Les oiseaux disparaissent de nos campagnes

Publié le 20 mars 2018 à 12:19 Aujourd'hui

« Les oiseaux des campagnes françaises disparaissent à une vitesse vertigineuse », alertent ce mardi 20 mars les chercheurs du Muséum national d’Histoire naturelle et du CNRS. Leurs populations se sont réduites en moyenne d’un tiers en seulement 15 ans.

Alors que le printemps pointe le bout de son nez, les chercheurs du Muséum national d’Histoire naturelle (MNHN) et du Centre national de la recherche scientifique (CNRS) dressent un constat alarmant : « les oiseaux des campagnes françaises disparaissent à une vitesse vertigineuse. En moyenne, leurs populations se sont réduites d’un tiers en 15 ans ». Les institutions ont mené chacune une étude de suivi des oiseaux, l’une à l’échelle nationale et l’autre plus localement. Les résultats sont sans appel.

Les relevés effectués par le STOC (Suivi Temporel des Oiseaux Communs, un programme de sciences participatives porté par le Muséum national d’Histoire naturelle au sein du Centre des sciences de la conservation) à l’échelle nationale ont mis en évidence « une diminution des populations d’oiseaux vivant en milieu agricole depuis les années 1990 ». Les espèces les plus communes de ces milieux, comme l’alouette des champs, la fauvette grisette ou le bruant ortolan, « ont perdu en moyenne un individu sur trois en quinze ans. Et les chiffres montrent que ce déclin s’est encore intensifié en 2016 et 2017 », notent le MNHN et le CNRS dans un communiqué commun.

La seconde étude menée à une échelle locale sur la Zone atelier « Plaine & Val de Sèvre » portée par le CNRS vient confirmer ces résultats. « Depuis 1995, des chercheurs du CEBC (Centre d’études biologiques de Chizé, NDLR) suivent chaque année, dans les Deux-Sèvres, 160 zones de 10 hectares d’une plaine céréalière typique des territoires agricoles français. En 23 ans, toutes les espèces d’oiseaux de plaine ont vu leurs populations fondre », déplorent les deux institutions. L’alouette a perdu plus d’un individu sur trois (-35 %). Le constat est plus inquiétant pour les perdrix : « avec huit individus disparus sur dix, les perdrix sont presque décimées ». Et malheureusement, ce déclin touche toutes les espèces d’oiseaux en milieu agricole. Pour les deux institutions, la diminution constatée est propre au milieu agricole, « sans doute en lien avec l’effondrement des insectes ». En effet, d’après le STOC, les espèces généralistes ne déclinent pas à l’échelle nationale.
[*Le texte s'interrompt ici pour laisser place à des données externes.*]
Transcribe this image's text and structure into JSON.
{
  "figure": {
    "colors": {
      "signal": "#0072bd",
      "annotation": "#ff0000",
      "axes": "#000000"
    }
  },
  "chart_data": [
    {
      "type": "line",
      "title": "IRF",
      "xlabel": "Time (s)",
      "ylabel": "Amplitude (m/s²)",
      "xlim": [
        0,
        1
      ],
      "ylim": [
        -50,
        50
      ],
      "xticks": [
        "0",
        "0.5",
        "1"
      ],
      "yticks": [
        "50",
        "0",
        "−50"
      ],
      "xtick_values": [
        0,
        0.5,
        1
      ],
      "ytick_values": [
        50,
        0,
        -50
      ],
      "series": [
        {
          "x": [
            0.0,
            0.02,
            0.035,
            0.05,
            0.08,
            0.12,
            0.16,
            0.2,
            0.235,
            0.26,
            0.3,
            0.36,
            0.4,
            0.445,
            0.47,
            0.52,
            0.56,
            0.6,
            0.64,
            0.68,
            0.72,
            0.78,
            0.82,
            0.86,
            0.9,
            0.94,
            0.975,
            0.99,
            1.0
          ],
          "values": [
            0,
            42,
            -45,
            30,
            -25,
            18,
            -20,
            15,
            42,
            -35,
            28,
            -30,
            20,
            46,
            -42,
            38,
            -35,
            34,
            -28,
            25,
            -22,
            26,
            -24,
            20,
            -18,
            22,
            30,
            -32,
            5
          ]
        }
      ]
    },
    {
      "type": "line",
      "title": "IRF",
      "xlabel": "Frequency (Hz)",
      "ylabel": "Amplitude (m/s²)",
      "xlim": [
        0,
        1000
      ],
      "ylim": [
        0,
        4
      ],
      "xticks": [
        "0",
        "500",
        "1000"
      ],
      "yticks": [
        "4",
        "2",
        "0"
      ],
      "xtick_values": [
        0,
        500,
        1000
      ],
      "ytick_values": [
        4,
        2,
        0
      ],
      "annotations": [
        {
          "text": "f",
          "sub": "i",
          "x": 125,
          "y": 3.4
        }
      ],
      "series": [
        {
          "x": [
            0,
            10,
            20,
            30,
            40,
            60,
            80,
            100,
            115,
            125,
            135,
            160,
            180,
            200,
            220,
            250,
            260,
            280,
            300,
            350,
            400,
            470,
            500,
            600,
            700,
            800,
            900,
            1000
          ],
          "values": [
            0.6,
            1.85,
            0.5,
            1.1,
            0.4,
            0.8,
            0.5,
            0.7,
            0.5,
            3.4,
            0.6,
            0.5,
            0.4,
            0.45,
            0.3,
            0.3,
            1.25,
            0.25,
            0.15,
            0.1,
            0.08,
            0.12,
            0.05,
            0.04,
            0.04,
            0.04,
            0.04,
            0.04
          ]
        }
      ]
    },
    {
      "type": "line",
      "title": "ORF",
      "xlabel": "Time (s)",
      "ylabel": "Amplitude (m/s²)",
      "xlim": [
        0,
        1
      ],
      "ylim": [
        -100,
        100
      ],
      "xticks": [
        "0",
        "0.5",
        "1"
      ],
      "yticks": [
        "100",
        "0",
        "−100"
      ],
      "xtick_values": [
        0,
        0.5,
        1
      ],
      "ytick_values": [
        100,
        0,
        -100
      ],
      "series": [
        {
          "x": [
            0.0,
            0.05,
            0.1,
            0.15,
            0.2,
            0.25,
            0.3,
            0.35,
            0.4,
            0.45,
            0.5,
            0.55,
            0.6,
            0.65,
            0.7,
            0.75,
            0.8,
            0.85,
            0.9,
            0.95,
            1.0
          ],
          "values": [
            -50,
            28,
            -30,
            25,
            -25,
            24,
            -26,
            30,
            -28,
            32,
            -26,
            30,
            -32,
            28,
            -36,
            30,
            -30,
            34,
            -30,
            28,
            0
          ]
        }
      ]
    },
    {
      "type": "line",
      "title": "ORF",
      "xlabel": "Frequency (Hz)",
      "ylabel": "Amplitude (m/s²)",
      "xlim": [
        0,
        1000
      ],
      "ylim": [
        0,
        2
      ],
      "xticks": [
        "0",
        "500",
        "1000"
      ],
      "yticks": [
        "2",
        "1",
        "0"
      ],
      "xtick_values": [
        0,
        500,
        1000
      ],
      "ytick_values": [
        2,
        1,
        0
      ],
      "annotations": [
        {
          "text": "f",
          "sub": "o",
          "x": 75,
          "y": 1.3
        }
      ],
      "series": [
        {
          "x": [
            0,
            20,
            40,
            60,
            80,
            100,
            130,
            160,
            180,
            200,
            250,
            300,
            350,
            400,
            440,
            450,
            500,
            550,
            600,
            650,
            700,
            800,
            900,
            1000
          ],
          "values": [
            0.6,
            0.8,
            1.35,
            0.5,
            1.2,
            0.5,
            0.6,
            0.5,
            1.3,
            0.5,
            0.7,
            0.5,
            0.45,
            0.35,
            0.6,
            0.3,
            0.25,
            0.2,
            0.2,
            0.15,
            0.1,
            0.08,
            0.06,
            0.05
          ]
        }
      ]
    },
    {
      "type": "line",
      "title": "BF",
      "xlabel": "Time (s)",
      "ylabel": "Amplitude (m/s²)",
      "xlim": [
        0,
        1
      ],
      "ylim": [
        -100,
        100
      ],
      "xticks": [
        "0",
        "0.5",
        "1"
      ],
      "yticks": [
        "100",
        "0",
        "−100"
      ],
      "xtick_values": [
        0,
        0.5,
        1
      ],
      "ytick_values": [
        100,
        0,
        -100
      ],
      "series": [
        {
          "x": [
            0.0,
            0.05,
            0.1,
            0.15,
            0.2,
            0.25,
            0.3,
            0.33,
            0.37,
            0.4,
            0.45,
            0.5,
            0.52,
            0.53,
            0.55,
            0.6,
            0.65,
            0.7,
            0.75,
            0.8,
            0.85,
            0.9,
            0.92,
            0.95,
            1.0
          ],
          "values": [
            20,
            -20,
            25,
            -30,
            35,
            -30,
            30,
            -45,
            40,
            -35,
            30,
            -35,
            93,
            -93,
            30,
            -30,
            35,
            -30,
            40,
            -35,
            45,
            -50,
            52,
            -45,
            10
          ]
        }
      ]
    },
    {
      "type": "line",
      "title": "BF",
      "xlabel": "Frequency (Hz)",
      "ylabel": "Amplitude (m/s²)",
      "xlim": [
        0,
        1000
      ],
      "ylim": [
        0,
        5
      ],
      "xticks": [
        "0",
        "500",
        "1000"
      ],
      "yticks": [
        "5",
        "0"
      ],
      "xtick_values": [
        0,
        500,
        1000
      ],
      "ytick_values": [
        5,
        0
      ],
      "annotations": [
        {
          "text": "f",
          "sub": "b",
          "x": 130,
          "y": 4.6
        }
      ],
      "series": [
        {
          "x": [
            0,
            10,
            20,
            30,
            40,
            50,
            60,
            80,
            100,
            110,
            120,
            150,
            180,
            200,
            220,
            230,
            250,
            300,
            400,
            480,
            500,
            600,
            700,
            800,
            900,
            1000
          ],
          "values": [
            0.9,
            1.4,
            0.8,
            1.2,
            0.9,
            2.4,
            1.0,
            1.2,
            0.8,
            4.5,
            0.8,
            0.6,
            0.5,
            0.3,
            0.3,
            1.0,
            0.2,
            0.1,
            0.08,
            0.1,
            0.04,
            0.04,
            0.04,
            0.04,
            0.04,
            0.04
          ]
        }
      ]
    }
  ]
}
L’agriculture intensive pointée du doigt

En cause : « l’intensification des pratiques agricoles ces 25 dernières années, plus particulièrement depuis 2008-2009 ». Les chercheurs soulignent que cette période correspond « entre autres à la fin des jachères imposées par la politique agricole commune, à la flambée des cours du blé, à la reprise du sur-amendement au nitrate permettant d’avoir du blé sur-protéiné et à la généralisation des néonicotinoïdes, insecticides neurotoxiques très persistants ». Interrogé par Le Monde, Christian Pacteau, référent pour la biodiversité à la Ligue de protection des oiseaux (LPO) explique que « de nombreuses espèces d’oiseaux granivores passent par un stade insectivore au début de leur vie. La disparition des invertébrés provoque donc naturellement un problème alimentaire profond pour de nombreuses espèces d’oiseaux et ce problème demeure invisible : on va accumuler de petites pertes, nid par nid, qui font que les populations ne sont pas remplacées ». « Il y a moins d’insectes, mais il y a aussi moins de plantes sauvages et donc moins de graines, qui sont une ressource nutritive majeure pour de nombreuses espèces », ajoute au quotidien Frédéric Jiguet, professeur de biologie de la conservation au Muséum et coordinateur du réseau d’observation STOC.

Pour le MNHN et le CNRS, il y a urgence. « Le déclin des oiseaux en milieu agricole s’accélère et atteint un niveau proche de la catastrophe écologique », alertent-elles, soulignant que de nombreuses régions de plaines céréalières pourraient connaître « un printemps silencieux ». « Il devient urgent de travailler avec tous les acteurs du monde agricole pour accélérer les changements de pratiques ; d’abord avec les agriculteurs qui possèdent aujourd’hui les clés pour infléchir la tendance ».